FOOTBALL
Tom likes to watch American football, Kathy doesn’t. I am ambivalent, but I get sucked right in. One thing that seems very odd to me, even as an American, and must seen nuts to people from other countries, is how all major American universities have a professional football team attached to them.
At some point in the past American football was a game that men played with the boys of one university playing against the boys of another university. Boys will be boys. The girls cheered them on. College athletes were amateurs, in fact any hint that they were being paid in any way was considered corruption. True, they often had scholarhips that paid for their tuition and room and board but no cash exchanged hands.
But when college football became a lucrative business the excellent player felt cheated if not paid and would leave to play professional football as soon at they could.
But now that has changed completely. Now the best college players can be paid millions of dollars to play. And as college teams try to improve their record they outbid other colleges for the best players with the result that over their four years and even into graduate school the best players shift from college to college, wherever they can be paid the most.

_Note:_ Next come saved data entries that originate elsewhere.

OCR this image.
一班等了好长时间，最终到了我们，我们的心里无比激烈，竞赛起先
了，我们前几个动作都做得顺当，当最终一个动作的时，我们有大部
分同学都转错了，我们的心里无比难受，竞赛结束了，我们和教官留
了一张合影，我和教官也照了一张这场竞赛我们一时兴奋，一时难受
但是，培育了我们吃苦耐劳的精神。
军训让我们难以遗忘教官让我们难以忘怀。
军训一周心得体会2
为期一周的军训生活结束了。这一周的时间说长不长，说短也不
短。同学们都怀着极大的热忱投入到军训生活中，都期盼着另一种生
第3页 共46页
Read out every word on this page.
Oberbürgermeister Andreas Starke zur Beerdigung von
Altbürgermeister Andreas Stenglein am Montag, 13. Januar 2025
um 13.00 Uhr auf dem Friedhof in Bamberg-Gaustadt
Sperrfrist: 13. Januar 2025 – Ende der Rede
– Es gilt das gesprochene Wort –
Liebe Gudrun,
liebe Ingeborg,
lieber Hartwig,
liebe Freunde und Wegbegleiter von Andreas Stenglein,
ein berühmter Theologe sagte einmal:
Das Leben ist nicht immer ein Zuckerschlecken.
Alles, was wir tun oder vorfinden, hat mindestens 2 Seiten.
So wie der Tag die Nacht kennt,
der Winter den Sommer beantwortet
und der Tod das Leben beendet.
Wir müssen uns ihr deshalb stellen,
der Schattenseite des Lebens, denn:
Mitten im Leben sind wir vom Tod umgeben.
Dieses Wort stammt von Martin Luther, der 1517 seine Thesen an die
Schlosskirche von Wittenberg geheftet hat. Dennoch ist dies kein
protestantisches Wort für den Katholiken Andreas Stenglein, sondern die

These are not college teams. What happens in classrooms is almost irrelevant. Universities hire coaches and players and each university is provided a professional team to entertain their students and to bring money to the university.
Highschool football teams don’t pay their students and the players on a school’s team go to class and learn in the same way as everyone else in the high school. Highschool football games are community events that the whole community participates in.
It just seems nuts that universities which are dedicated to intellectual learning hire professional football teams. There is, I guess, a community and tribal togetherness created, but almost no connection between learning and sports.